Using Word2Vec with LSTM RNN?

cooganb · November 28, 2017, 8:15pm

Hi friends!

I’m using an LSTM RNN to do character generation similar to the Shakespeare generator. My characters are encoded in a one-hot vector.

I want to experiment with word-level analysis. My question is: can I train a word2vec model on my corpus and use that to embed the corpus before feeding it into the LSTM RNN model?

I’ve tried using embedding on my own and, no surprise, the accuracy does not get any better. I’m assuming this is because there’s no inherent “meaning” in the embedding. If I can create “meaning” by training my own word2vec on the corpus, would that help the LSTM RNN train?

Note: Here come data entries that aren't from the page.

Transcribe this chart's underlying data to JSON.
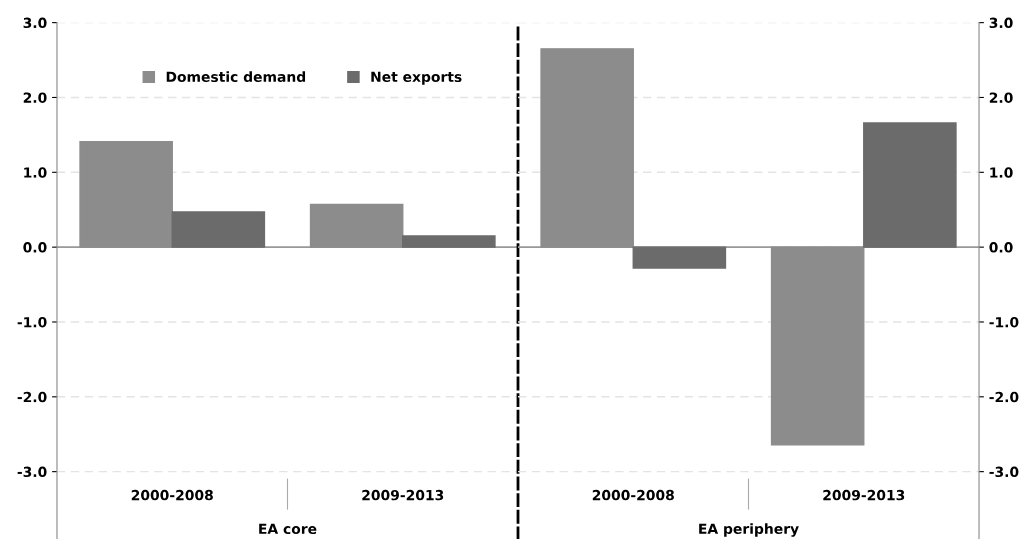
{
  "chart_data": [
    {
      "type": "bar",
      "xlabel": "EA core",
      "categories": [
        "2000-2008",
        "2009-2013"
      ],
      "series": [
        {
          "name": "Domestic demand",
          "color": "#8c8c8c",
          "values": [
            1.41,
            0.57
          ]
        },
        {
          "name": "Net exports",
          "color": "#6b6b6b",
          "values": [
            0.47,
            0.15
          ]
        }
      ],
      "ylim": [
        -3.9,
        3.0
      ],
      "yticks": [
        {
          "value": 3,
          "label": "3.0"
        },
        {
          "value": 2,
          "label": "2.0"
        },
        {
          "value": 1,
          "label": "1.0"
        },
        {
          "value": 0,
          "label": "0.0"
        },
        {
          "value": -1,
          "label": "-1.0"
        },
        {
          "value": -2,
          "label": "-2.0"
        },
        {
          "value": -3,
          "label": "-3.0"
        }
      ],
      "grid": "y",
      "legend": "top left"
    },
    {
      "type": "bar",
      "xlabel": "EA periphery",
      "categories": [
        "2000-2008",
        "2009-2013"
      ],
      "series": [
        {
          "color": "#8c8c8c",
          "values": [
            2.65,
            -2.64
          ],
          "axis": "y2"
        },
        {
          "color": "#6b6b6b",
          "values": [
            -0.28,
            1.66
          ],
          "axis": "y2"
        }
      ],
      "y2lim": [
        -3.9,
        3.0
      ],
      "y2ticks": [
        {
          "value": 3,
          "label": "3.0"
        },
        {
          "value": 2,
          "label": "2.0"
        },
        {
          "value": 1,
          "label": "1.0"
        },
        {
          "value": 0,
          "label": "0.0"
        },
        {
          "value": -1,
          "label": "-1.0"
        },
        {
          "value": -2,
          "label": "-2.0"
        },
        {
          "value": -3,
          "label": "-3.0"
        }
      ],
      "grid": "y"
    }
  ]
}
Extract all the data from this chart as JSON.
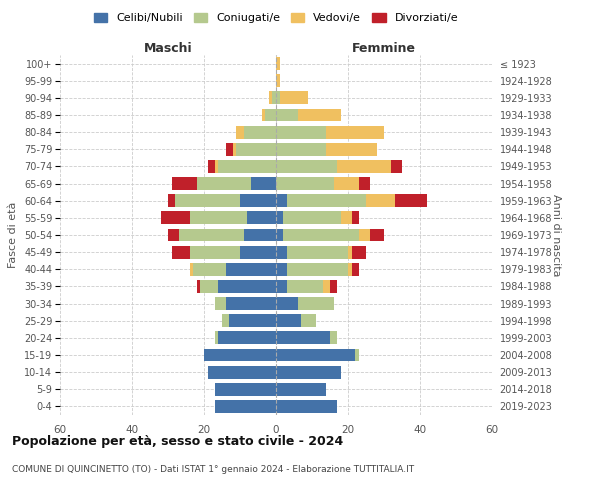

Thanks in advance for your time,
C

SimonW · November 28, 2017, 8:49pm

Using word2vec is fine.

I’m a bit doubtful about your argument of “no inherent meaning”. Embeddings are trained together with RNN. So they should adapt to have some sort of meaning. Are you saying that your word-level model (with embedding) gives similar performance with char-level model? Perhaps try increasing embedding dimension or hidden size? Using larger amount of training data can also probably help.

cooganb · November 29, 2017, 2:39am

Thanks so much for the reply!

My word-level model (with embedding) gave really poor performance and then didn’t increase accuracy over time. Now, I had it on a very small embedding dimension (10), could that have been the problem?